Abbott got out of the inning with no further damage, and escaped in the second after giving up a leadoff double. The Racers got just one hit the rest of the way, suggesting how little margin for error there is for lineups against Abbott. Miss a chance early, and another may not come around until the next night.
"There are plenty of pitchers like Monica in this league," Racers coach Jake Schumann said after the game, rattling off the names of Cat Osterman, Danielle Lawrie and his own primary duo of Lisa Norris and Kristina Thorson. "You've got to show up with your 'A' game every single night. You've got to go to the plate with a plan, and if you don't have a plan, they're going to expose you. We had a lot of popups tonight. We got under a lot of balls, and she just kept throwing that riseball under our hands and we weren't able to stay on top of it."
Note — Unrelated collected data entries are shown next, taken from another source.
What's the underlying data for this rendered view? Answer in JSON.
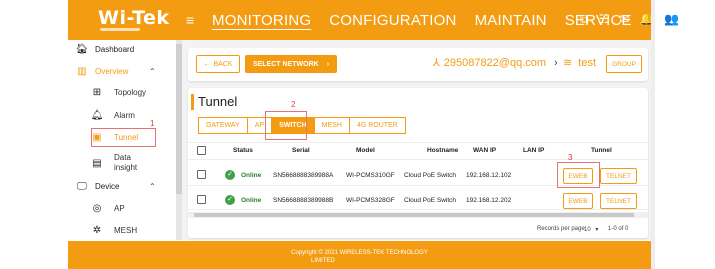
{
  "brand": {
    "logo_text": "Wi-Tek"
  },
  "nav": {
    "items": [
      "MONITORING",
      "CONFIGURATION",
      "MAINTAIN",
      "SERVICE"
    ],
    "active": "MONITORING"
  },
  "sidebar": {
    "dashboard": "Dashboard",
    "overview": "Overview",
    "topology": "Topology",
    "alarm": "Alarm",
    "tunnel": "Tunnel",
    "data_insight_1": "Data",
    "data_insight_2": "insight",
    "device": "Device",
    "ap": "AP",
    "mesh": "MESH"
  },
  "annotations": {
    "n1": "1",
    "n2": "2",
    "n3": "3"
  },
  "toolbar": {
    "back_label": "BACK",
    "select_network_label": "SELECT NETWORK",
    "account": "295087822@qq.com",
    "network": "test",
    "group_label": "GROUP"
  },
  "page": {
    "title": "Tunnel"
  },
  "tabs": [
    "GATEWAY",
    "AP",
    "SWITCH",
    "MESH",
    "4G ROUTER"
  ],
  "active_tab": "SWITCH",
  "table": {
    "headers": {
      "status": "Status",
      "serial": "Serial",
      "model": "Model",
      "hostname": "Hostname",
      "wan_ip": "WAN IP",
      "lan_ip": "LAN IP",
      "tunnel": "Tunnel"
    },
    "rows": [
      {
        "status": "Online",
        "serial": "SN5668888389988A",
        "model": "WI-PCMS310GF",
        "hostname": "Cloud PoE Switch",
        "wan_ip": "192.168.12.102",
        "lan_ip": "",
        "eweb": "EWEB",
        "telnet": "TELNET"
      },
      {
        "status": "Online",
        "serial": "SN5668888389988B",
        "model": "WI-PCMS328GF",
        "hostname": "Cloud PoE Switch",
        "wan_ip": "192.168.12.202",
        "lan_ip": "",
        "eweb": "EWEB",
        "telnet": "TELNET"
      }
    ]
  },
  "pagination": {
    "records_label": "Records per page:",
    "per_page": "10",
    "range": "1-0 of 0"
  },
  "footer": {
    "line1": "Copyright © 2021 WIRELESS-TEK TECHNOLOGY",
    "line2": "LIMITED"
  },
  "colors": {
    "accent": "#f39c12",
    "online": "#43a047",
    "highlight": "#e57373"
  }
}
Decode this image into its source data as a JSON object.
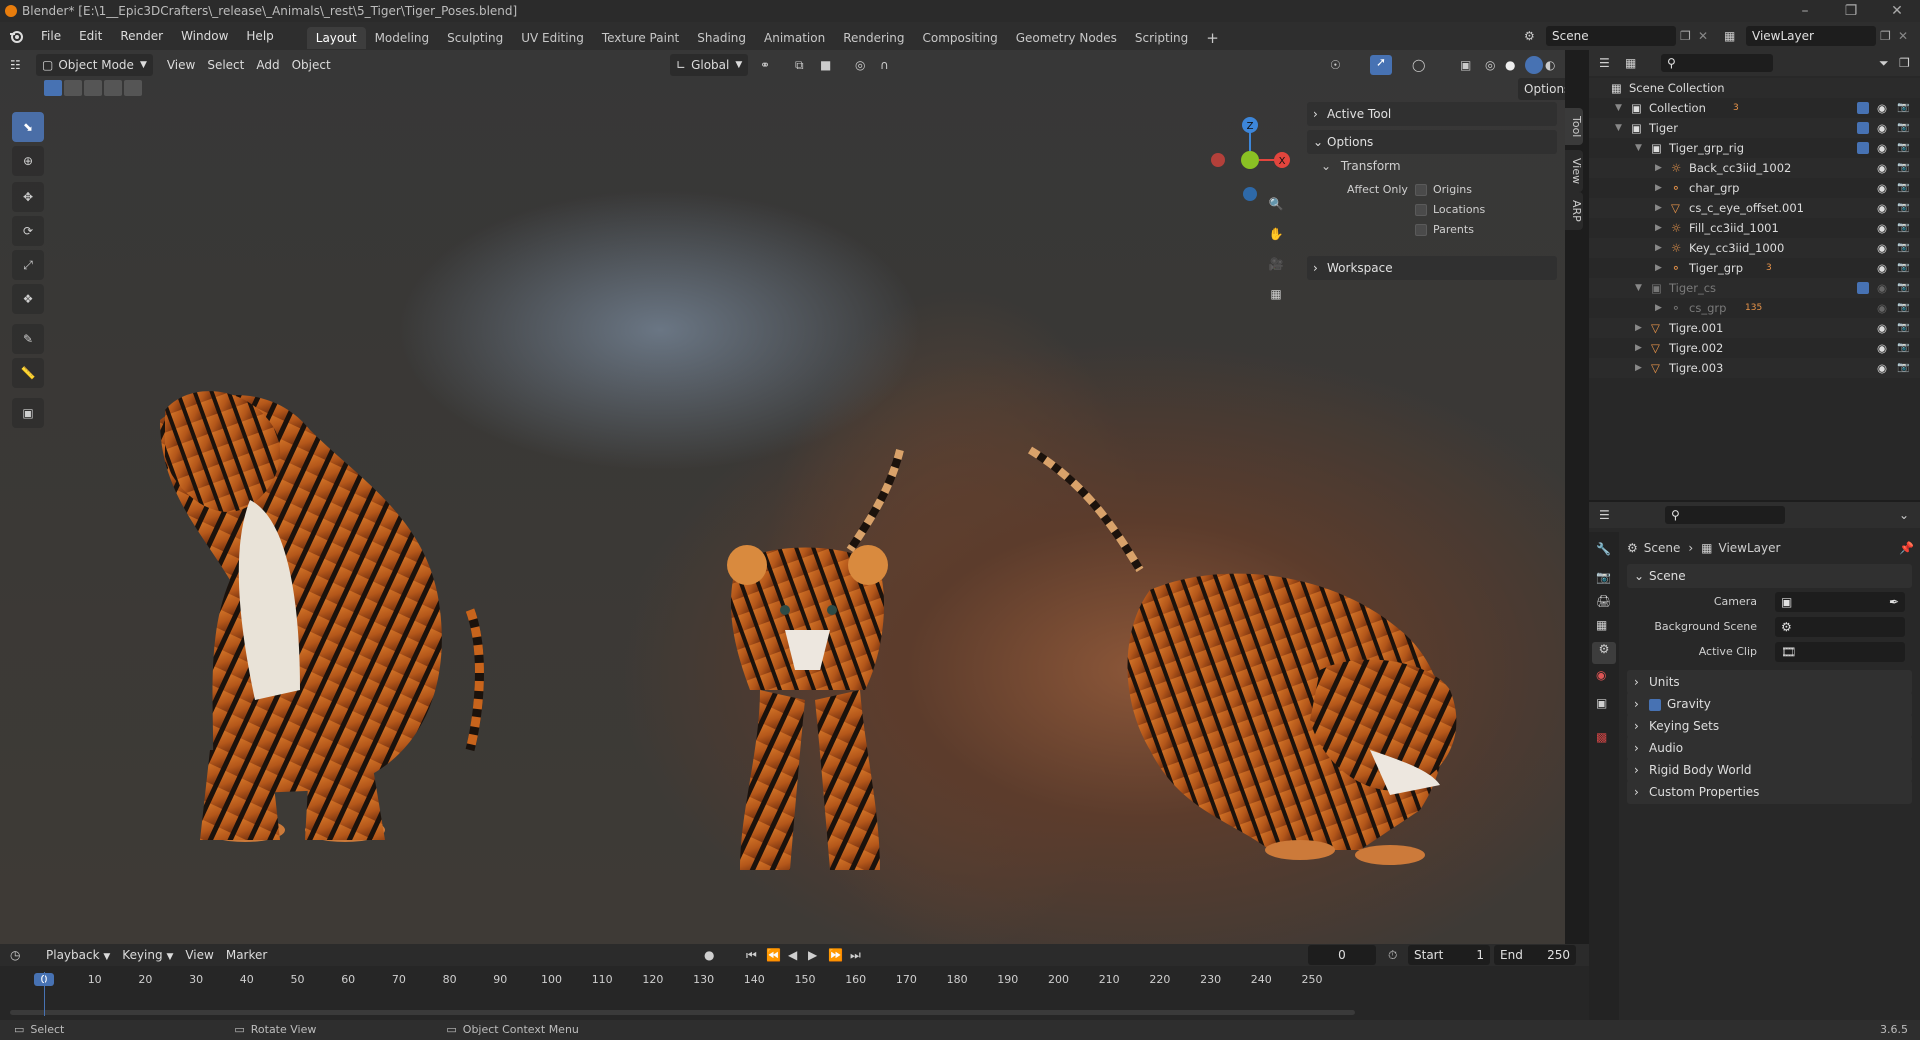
{
  "window": {
    "title": "Blender* [E:\\1__Epic3DCrafters\\_release\\_Animals\\_rest\\5_Tiger\\Tiger_Poses.blend]"
  },
  "menu": {
    "items": [
      "File",
      "Edit",
      "Render",
      "Window",
      "Help"
    ]
  },
  "workspaces": {
    "tabs": [
      "Layout",
      "Modeling",
      "Sculpting",
      "UV Editing",
      "Texture Paint",
      "Shading",
      "Animation",
      "Rendering",
      "Compositing",
      "Geometry Nodes",
      "Scripting"
    ],
    "active": "Layout",
    "add_label": "+"
  },
  "scene_selector": {
    "scene": "Scene",
    "view_layer": "ViewLayer"
  },
  "viewport_header": {
    "mode": "Object Mode",
    "menus": [
      "View",
      "Select",
      "Add",
      "Object"
    ],
    "orientation": "Global",
    "options_label": "Options"
  },
  "npanel": {
    "active_tool": "Active Tool",
    "options": "Options",
    "transform": "Transform",
    "affect_only": "Affect Only",
    "checkboxes": [
      {
        "label": "Origins",
        "checked": false
      },
      {
        "label": "Locations",
        "checked": false
      },
      {
        "label": "Parents",
        "checked": false
      }
    ],
    "workspace": "Workspace",
    "tabs": [
      "Tool",
      "View",
      "ARP"
    ]
  },
  "gizmo": {
    "x": "X",
    "y": "Y",
    "z": "Z"
  },
  "outliner": {
    "rows": [
      {
        "label": "Scene Collection",
        "indent": 0,
        "icon": "scene-collection",
        "dim": false
      },
      {
        "label": "Collection",
        "indent": 1,
        "icon": "collection",
        "dim": false,
        "badge": "3"
      },
      {
        "label": "Tiger",
        "indent": 1,
        "icon": "collection",
        "dim": false
      },
      {
        "label": "Tiger_grp_rig",
        "indent": 2,
        "icon": "collection",
        "dim": false
      },
      {
        "label": "Back_cc3iid_1002",
        "indent": 3,
        "icon": "light",
        "dim": false
      },
      {
        "label": "char_grp",
        "indent": 3,
        "icon": "armature",
        "dim": false
      },
      {
        "label": "cs_c_eye_offset.001",
        "indent": 3,
        "icon": "mesh",
        "dim": false
      },
      {
        "label": "Fill_cc3iid_1001",
        "indent": 3,
        "icon": "light",
        "dim": false
      },
      {
        "label": "Key_cc3iid_1000",
        "indent": 3,
        "icon": "light",
        "dim": false
      },
      {
        "label": "Tiger_grp",
        "indent": 3,
        "icon": "armature",
        "dim": false,
        "badge": "3"
      },
      {
        "label": "Tiger_cs",
        "indent": 2,
        "icon": "collection",
        "dim": true
      },
      {
        "label": "cs_grp",
        "indent": 3,
        "icon": "armature",
        "dim": true,
        "badge": "135"
      },
      {
        "label": "Tigre.001",
        "indent": 2,
        "icon": "mesh",
        "dim": false
      },
      {
        "label": "Tigre.002",
        "indent": 2,
        "icon": "mesh",
        "dim": false
      },
      {
        "label": "Tigre.003",
        "indent": 2,
        "icon": "mesh",
        "dim": false
      }
    ]
  },
  "properties": {
    "breadcrumb_scene": "Scene",
    "breadcrumb_layer": "ViewLayer",
    "section": "Scene",
    "camera_label": "Camera",
    "background_scene_label": "Background Scene",
    "active_clip_label": "Active Clip",
    "subsections": [
      "Units",
      "Gravity",
      "Keying Sets",
      "Audio",
      "Rigid Body World",
      "Custom Properties"
    ],
    "gravity_checked": true
  },
  "timeline": {
    "menus": [
      "Playback",
      "Keying",
      "View",
      "Marker"
    ],
    "current_frame": "0",
    "start_label": "Start",
    "start": "1",
    "end_label": "End",
    "end": "250",
    "ticks": [
      "0",
      "10",
      "20",
      "30",
      "40",
      "50",
      "60",
      "70",
      "80",
      "90",
      "100",
      "110",
      "120",
      "130",
      "140",
      "150",
      "160",
      "170",
      "180",
      "190",
      "200",
      "210",
      "220",
      "230",
      "240",
      "250"
    ]
  },
  "statusbar": {
    "select": "Select",
    "rotate": "Rotate View",
    "context": "Object Context Menu",
    "version": "3.6.5"
  },
  "colors": {
    "accent": "#4772b3",
    "tiger_orange": "#c8641c",
    "axis_x": "#e2453d",
    "axis_y": "#8ac124",
    "axis_z": "#3d86d9"
  }
}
There aren't actually a lot of hurlers quite like the tall lefty, who shared NPF Pitcher of the Year honors with Osterman after going 12-4 with a 0.80 ERA and 140 strikeouts in 96 innings during the regular season. But there are a lot of pitchers in NPF who aren't going to beat themselves, pitchers who don't an umpires calls or other misfortune linger in their minds.
Abbott wasn't always one of those pitchers. At times in college, the only hope teams had of beating her was getting in her head. Despite abundant opportunity for her to falter, that didn't happen Thursday night. She can overpower teams, as she did in throwing a perfect game against the Racers earlier this month. But she doesn't need to. Not anymore.v
"You get into almost an out-of-body experience sometimes," Abbott said of outings like the perfect game. "So coming back to them since that game, you definitely expect them to make more contact -- and then with the illegal pitches in the beginning [adding to the challenge]. I was like, 'OK, let's try and see how many ground ball outs I can get, how many popups I can get.' You can be just as effective using your defense as just striking people out.
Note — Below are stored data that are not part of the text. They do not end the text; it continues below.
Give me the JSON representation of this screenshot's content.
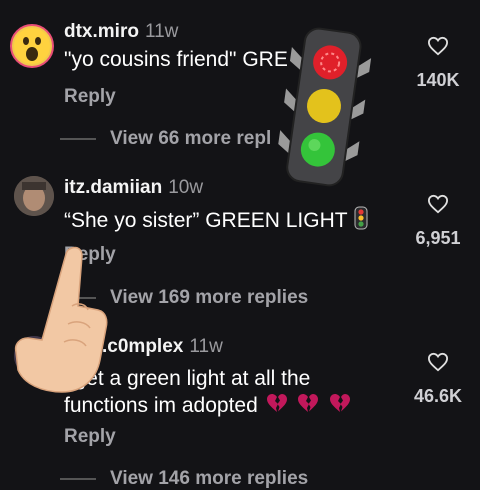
{
  "comments": [
    {
      "username": "dtx.miro",
      "time": "11w",
      "text": "\"yo cousins friend\" GRE",
      "reply_label": "Reply",
      "view_more": "View 66 more repl",
      "likes": "140K",
      "avatar_icon": "shocked-face-avatar"
    },
    {
      "username": "itz.damiian",
      "time": "10w",
      "text": "“She yo sister” GREEN LIGHT",
      "reply_label": "Reply",
      "view_more": "View 169 more replies",
      "likes": "6,951",
      "avatar_icon": "photo-avatar"
    },
    {
      "username": "lena.c0mplex",
      "time": "11w",
      "text_line1": "i get a green light at all the",
      "text_line2": "functions im adopted",
      "reply_label": "Reply",
      "view_more": "View 146 more replies",
      "likes": "46.6K",
      "avatar_icon": "photo-avatar"
    }
  ],
  "stickers": [
    "traffic-light-sticker",
    "pointing-hand-sticker"
  ],
  "colors": {
    "background": "#131316",
    "muted": "#a3a3a8",
    "heart": "#c2185b"
  }
}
"That's a huge lesson I think I've learned over my career."
It wasn't the best game of Abbott's career, but it was the kind of game that showed how much better any player, even one of the all-time greats, can become with experience.
It was also a game that showed how special it is for a player like Goler to play so far beyond her years.
"She's amazing," Brown said of Goler. "I can't be more proud of any of the kids on our team than her."
Of course, odds are Abbott wouldn't be far behind.